The establishment of a foreign base by India is significant both in terms of granular military detail and the larger strategic calculus. It signifies a long overdue baring of its teeth, as it were, by the country. China has in recent years invested heavily in curbing India’s influence in South Asia ~ Nepal, Bangladesh, Sri Lanka and, of course, Pakistan has been assiduously wooed by Beijing. The Chinese also enhanced their strategic footprint in the Indian Ocean region with the establishment of their first foreign military base located in Djibouti, on Africa’s east coast, in 2017. Beijing’s plans to deploy its nuclear submarines and aircraft carriers in the Indian Ocean are no secret and the logistics/infrastructure required to do so on a sustainable basis are very much in the works.
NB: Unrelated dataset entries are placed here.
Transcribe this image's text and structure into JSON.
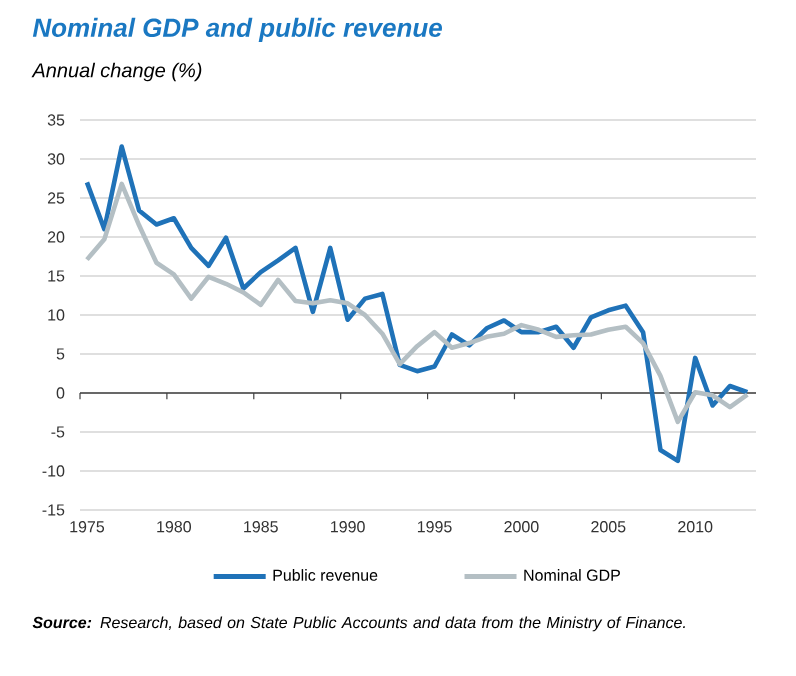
{
  "chart_data": {
    "type": "line",
    "title": "Nominal GDP and public revenue",
    "subtitle": "Annual change (%)",
    "x": [
      1975,
      1976,
      1977,
      1978,
      1979,
      1980,
      1981,
      1982,
      1983,
      1984,
      1985,
      1986,
      1987,
      1988,
      1989,
      1990,
      1991,
      1992,
      1993,
      1994,
      1995,
      1996,
      1997,
      1998,
      1999,
      2000,
      2001,
      2002,
      2003,
      2004,
      2005,
      2006,
      2007,
      2008,
      2009,
      2010,
      2011,
      2012,
      2013
    ],
    "series": [
      {
        "name": "Public revenue",
        "color": "#1f72b8",
        "values": [
          27,
          21,
          31.6,
          23.4,
          21.6,
          22.4,
          18.6,
          16.3,
          19.9,
          13.4,
          15.5,
          17,
          18.6,
          10.4,
          18.6,
          9.4,
          12.1,
          12.7,
          3.6,
          2.8,
          3.4,
          7.5,
          6.1,
          8.3,
          9.3,
          7.8,
          7.8,
          8.5,
          5.8,
          9.7,
          10.6,
          11.2,
          7.8,
          -7.3,
          -8.7,
          4.5,
          -1.6,
          0.9,
          0.1
        ]
      },
      {
        "name": "Nominal GDP",
        "color": "#b4bfc4",
        "values": [
          17.1,
          19.7,
          26.8,
          21.5,
          16.7,
          15.2,
          12.1,
          14.9,
          14,
          12.9,
          11.3,
          14.5,
          11.8,
          11.5,
          11.9,
          11.5,
          10,
          7.6,
          3.7,
          6,
          7.8,
          5.8,
          6.4,
          7.2,
          7.6,
          8.7,
          8.1,
          7.2,
          7.4,
          7.5,
          8.1,
          8.5,
          6.4,
          2.2,
          -3.7,
          0.1,
          -0.3,
          -1.8,
          -0.2
        ]
      }
    ],
    "xlim": [
      1974.6,
      2013.5
    ],
    "xticks": [
      1975,
      1980,
      1985,
      1990,
      1995,
      2000,
      2005,
      2010
    ],
    "ylim": [
      -15,
      35
    ],
    "yticks": [
      -15,
      -10,
      -5,
      0,
      5,
      10,
      15,
      20,
      25,
      30,
      35
    ],
    "grid": "y",
    "legend": "bottom",
    "marker": "none",
    "line_style": "solid",
    "annotations": [
      "**Source:** Research, based on State Public Accounts and data from the Ministry of Finance."
    ]
  }
}
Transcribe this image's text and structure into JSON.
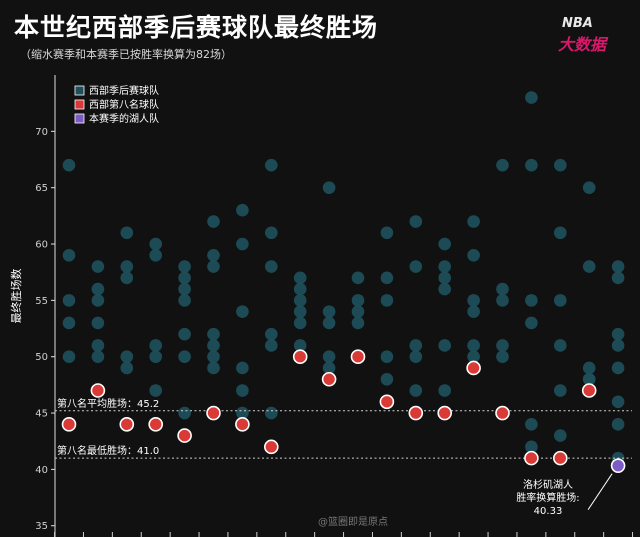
{
  "header": {
    "title": "本世纪西部季后赛球队最终胜场",
    "subtitle": "（缩水赛季和本赛季已按胜率换算为82场）",
    "logo_text": "NBA",
    "logo_subtext": "大数据",
    "watermark": "@篮圈即是原点"
  },
  "colors": {
    "background": "#111111",
    "playoff_team": "#1f4f5a",
    "eighth_seed": "#d93a36",
    "lakers": "#7b5cc4",
    "reference_line": "#cfcfcf",
    "brand": "#d9186b"
  },
  "chart_data": {
    "type": "scatter",
    "title": "本世纪西部季后赛球队最终胜场",
    "subtitle": "（缩水赛季和本赛季已按胜率换算为82场）",
    "xlabel": "",
    "ylabel": "最终胜场数",
    "ylim": [
      34,
      75
    ],
    "yticks": [
      35,
      40,
      45,
      50,
      55,
      60,
      65,
      70
    ],
    "grid": false,
    "legend_placement": "top-left",
    "legend": [
      {
        "label": "西部季后赛球队",
        "color": "#1f4f5a"
      },
      {
        "label": "西部第八名球队",
        "color": "#d93a36"
      },
      {
        "label": "本赛季的湖人队",
        "color": "#7b5cc4"
      }
    ],
    "series": [
      {
        "name": "西部季后赛球队",
        "points_by_season": [
          [
            67,
            59,
            55,
            53,
            50
          ],
          [
            58,
            56,
            55,
            53,
            51,
            50
          ],
          [
            61,
            58,
            57,
            50,
            49
          ],
          [
            60,
            59,
            51,
            50,
            47
          ],
          [
            58,
            57,
            56,
            55,
            52,
            50,
            45
          ],
          [
            62,
            59,
            58,
            52,
            51,
            50,
            49
          ],
          [
            63,
            60,
            54,
            49,
            47,
            45
          ],
          [
            67,
            61,
            58,
            52,
            51,
            45
          ],
          [
            57,
            56,
            55,
            54,
            53,
            51
          ],
          [
            65,
            54,
            53,
            50,
            49
          ],
          [
            57,
            55,
            54,
            53
          ],
          [
            61,
            57,
            55,
            50,
            48
          ],
          [
            62,
            58,
            51,
            50,
            47
          ],
          [
            60,
            58,
            57,
            56,
            51,
            47
          ],
          [
            62,
            59,
            55,
            54,
            51,
            50
          ],
          [
            67,
            56,
            55,
            51,
            50
          ],
          [
            73,
            67,
            55,
            53,
            44,
            42
          ],
          [
            67,
            61,
            55,
            51,
            47,
            43
          ],
          [
            65,
            58,
            49,
            48,
            48
          ],
          [
            58,
            57,
            52,
            51,
            49,
            46,
            44,
            41
          ]
        ]
      },
      {
        "name": "西部第八名球队",
        "values": [
          44,
          47,
          44,
          44,
          43,
          45,
          44,
          42,
          50,
          48,
          50,
          46,
          45,
          45,
          49,
          45,
          41,
          41,
          47
        ]
      },
      {
        "name": "本赛季的湖人队",
        "values": [
          40.33
        ]
      }
    ],
    "reference_lines": [
      {
        "label": "第八名平均胜场：45.2",
        "value": 45.2
      },
      {
        "label": "第八名最低胜场：41.0",
        "value": 41.0
      }
    ],
    "annotation": {
      "lines": [
        "洛杉矶湖人",
        "胜率换算胜场:",
        "40.33"
      ]
    }
  }
}
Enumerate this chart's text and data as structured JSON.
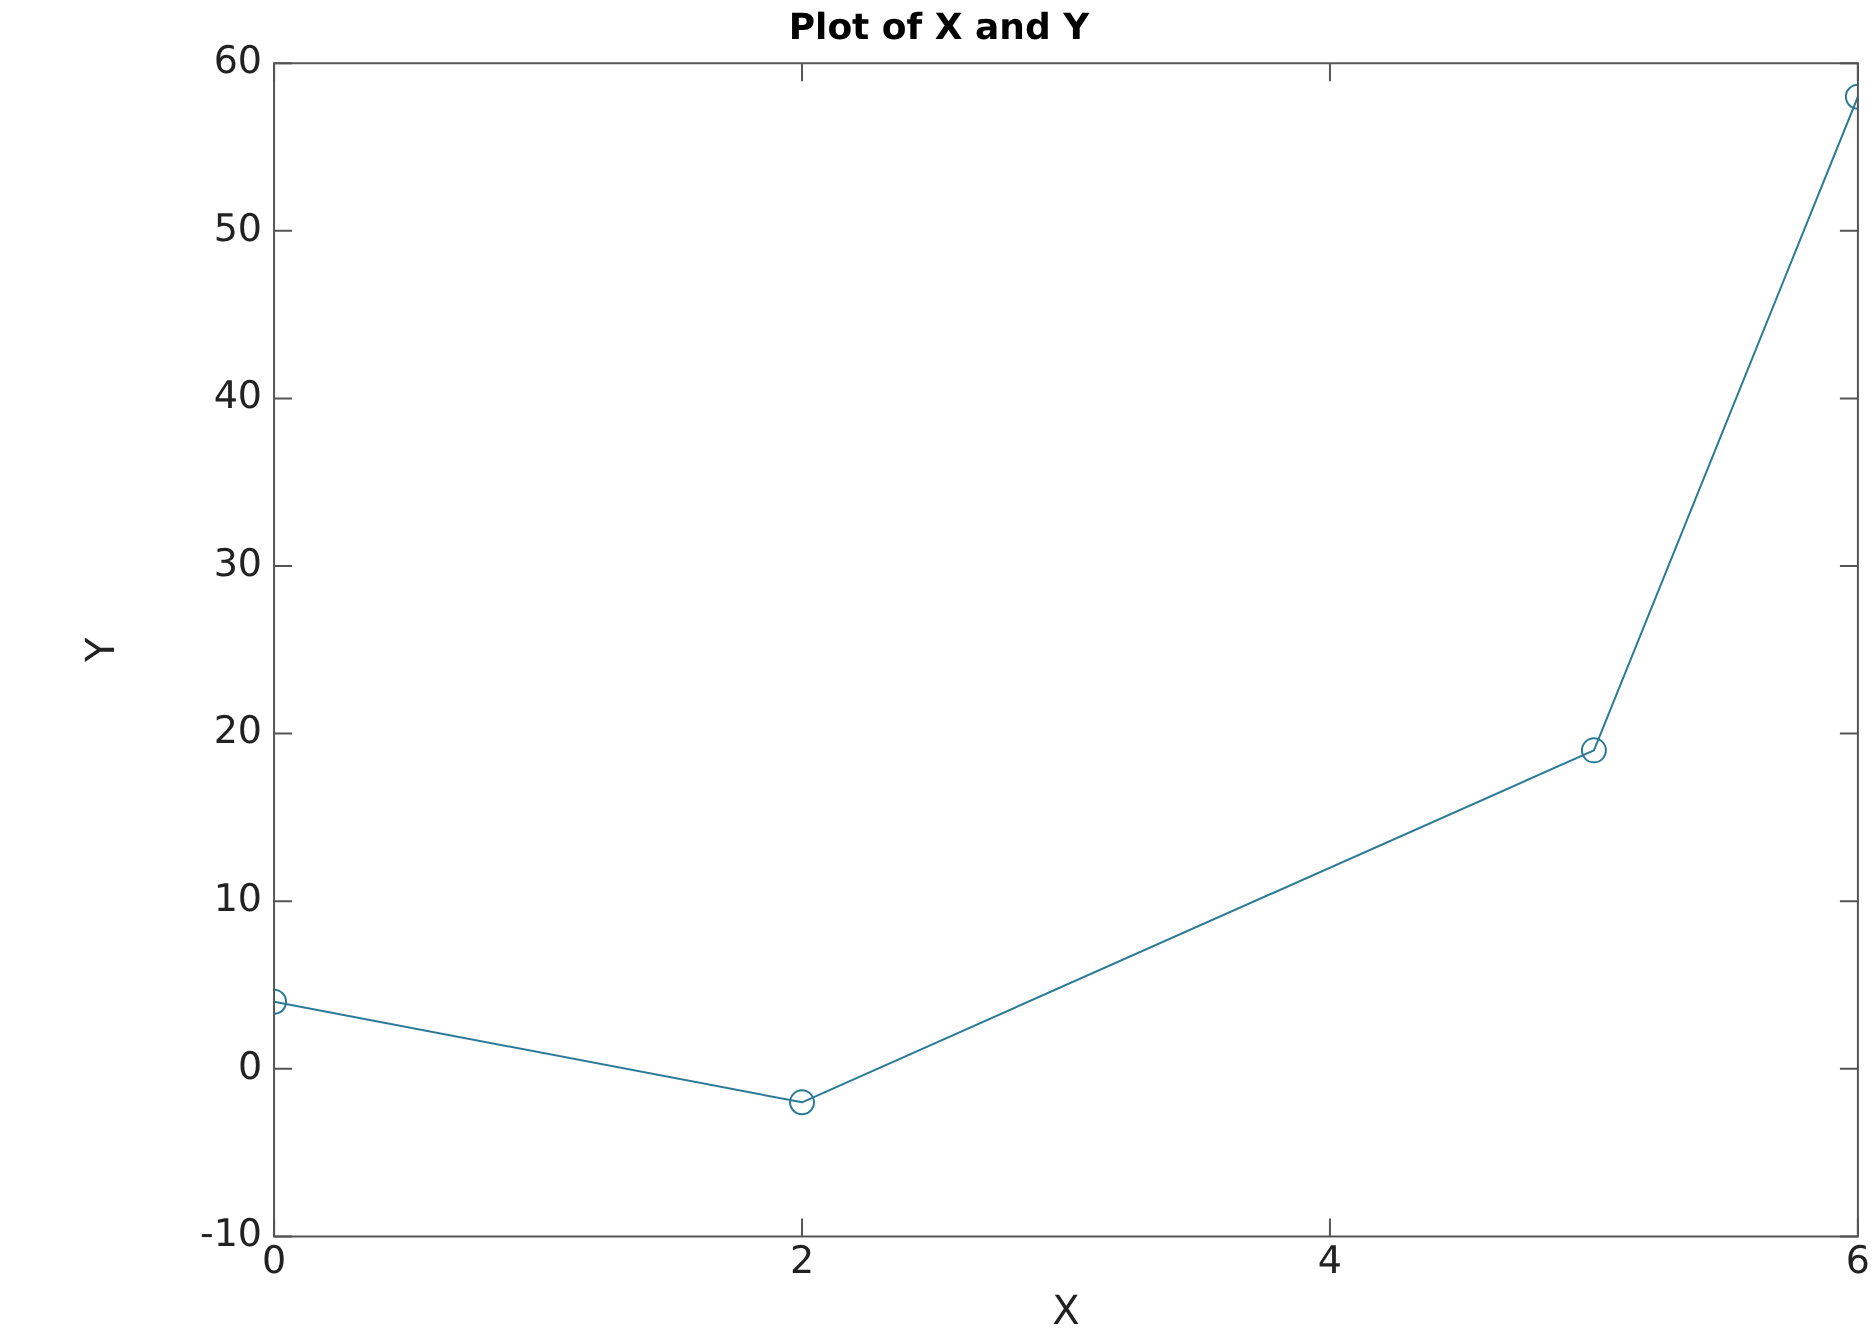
{
  "chart_data": {
    "type": "line",
    "title": "Plot of X and Y",
    "xlabel": "X",
    "ylabel": "Y",
    "x": [
      0,
      2,
      5,
      6
    ],
    "series": [
      {
        "color": "#2b7a96",
        "values": [
          4,
          -2,
          19,
          58
        ]
      }
    ],
    "xlim": [
      0,
      6
    ],
    "xticks": [
      0,
      2,
      4,
      6
    ],
    "ylim": [
      -10,
      60
    ],
    "yticks": [
      -10,
      0,
      10,
      20,
      30,
      40,
      50,
      60
    ],
    "marker": "circle",
    "line_style": "solid"
  }
}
That New Delhi is doing likewise is a welcome move given India’s failure till a decade or two ago to counter Beijing’s ‘forward posture’ along the two countries’ land border in the Himalayas. But considering China’s economic-military heft, going toe-to-toe in the Indian Ocean region with the world’s second-most powerful country may not have the desired effect unless New Delhi combines this move with a policy that also seamlessly projects Indian soft power, where it has a distinct advantage over its northern neighbour.
Lastly, the Indian foreign policy establishment must factor in the blowback from its adversaries ~ and the concessions which will be demanded by its allies ~ as it embarks on this journey of adding an extra-territorial dimension to its power- projection matrix. The government would do well to prepare the Indian people for this brave new world too.